Jesse Eisenberg (To Rome With Love) plays “the Woody Allen character.”  His name is Bobby Dorfman, and he’s a young man at loose ends in 1930s New York.  So he moves to L.A. where his uncle Phil (Steve Carell, Crazy, Stupid, Love) is a hotshot agent to all the top movie stars.  Bobby falls in love with Phil’s secretary Veronica (Kristen Stewart, Clouds of Sils Maria), but she’s got a boyfriend.  Meanwhile, back in NYC, Bobby’s older brother Ben (Corey Stoll, Midnight in Paris) is making a living as a thug and racketeer.  I can’t say more without committing spoilers, but I thought it was an entertaining picture.  Bobby is less loquacious and neurotic then most of the Woody-esque characters in Allen’s films, which is a nice change of pace.  I’m not sure Kristen Stewart is as pretty and interesting as the movie needs her to be, but I could suspend disbelief well enough.
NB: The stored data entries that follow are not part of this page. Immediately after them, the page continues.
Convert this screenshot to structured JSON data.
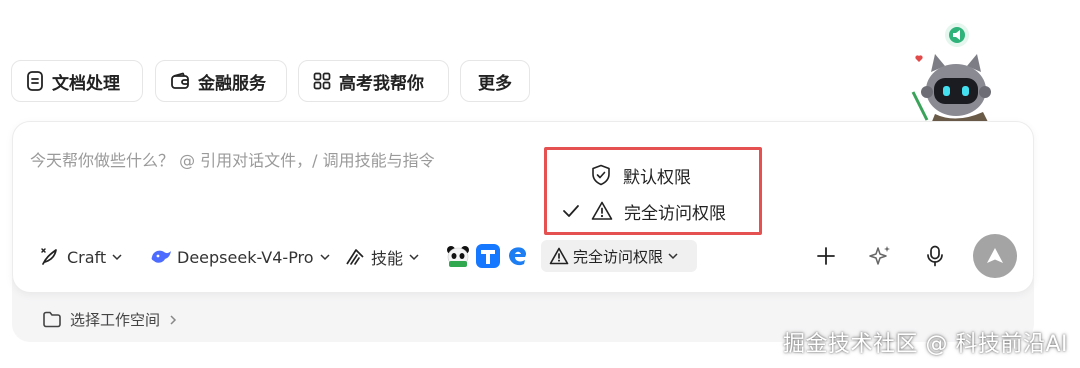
{
  "quick_actions": [
    {
      "label": "文档处理",
      "icon": "document-icon"
    },
    {
      "label": "金融服务",
      "icon": "wallet-icon"
    },
    {
      "label": "高考我帮你",
      "icon": "grid-icon"
    },
    {
      "label": "更多",
      "icon": ""
    }
  ],
  "composer": {
    "placeholder": "今天帮你做些什么？ @ 引用对话文件，/ 调用技能与指令"
  },
  "toolbar": {
    "mode_label": "Craft",
    "model_label": "Deepseek-V4-Pro",
    "skills_label": "技能",
    "permission_label": "完全访问权限"
  },
  "permission_menu": {
    "items": [
      {
        "label": "默认权限",
        "icon": "shield-check-icon",
        "selected": false
      },
      {
        "label": "完全访问权限",
        "icon": "warning-icon",
        "selected": true
      }
    ],
    "highlight_color": "#e55050"
  },
  "workspace": {
    "label": "选择工作空间"
  },
  "watermark": "掘金技术社区 @ 科技前沿AI",
  "colors": {
    "send_button": "#a4a4a4",
    "menu_border": "#e55050"
  }
}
Mom Under Cover is back in action!

Sully  (A).

Tom Hanks embodies Chesley “Sully” Sullenberger in much the way he became Walt Disney.  Hanks and Aaron Eckhart (The Dark Knight) as co-pilot Skyles are good partners in this movie.  Eastwood does not develop any of the other characters and did not use Laura Linney’s talent–as Sully’s wife, she is seen mostly tearful and on the phone.  Anna Gunn (Breaking Bad), as one of the NTSB investigators, is also pretty one dimensional.  The movie tells a story we know and still manages to create drama and deliver a hero.  Be sure to stay for the credits (surely this goes without saying).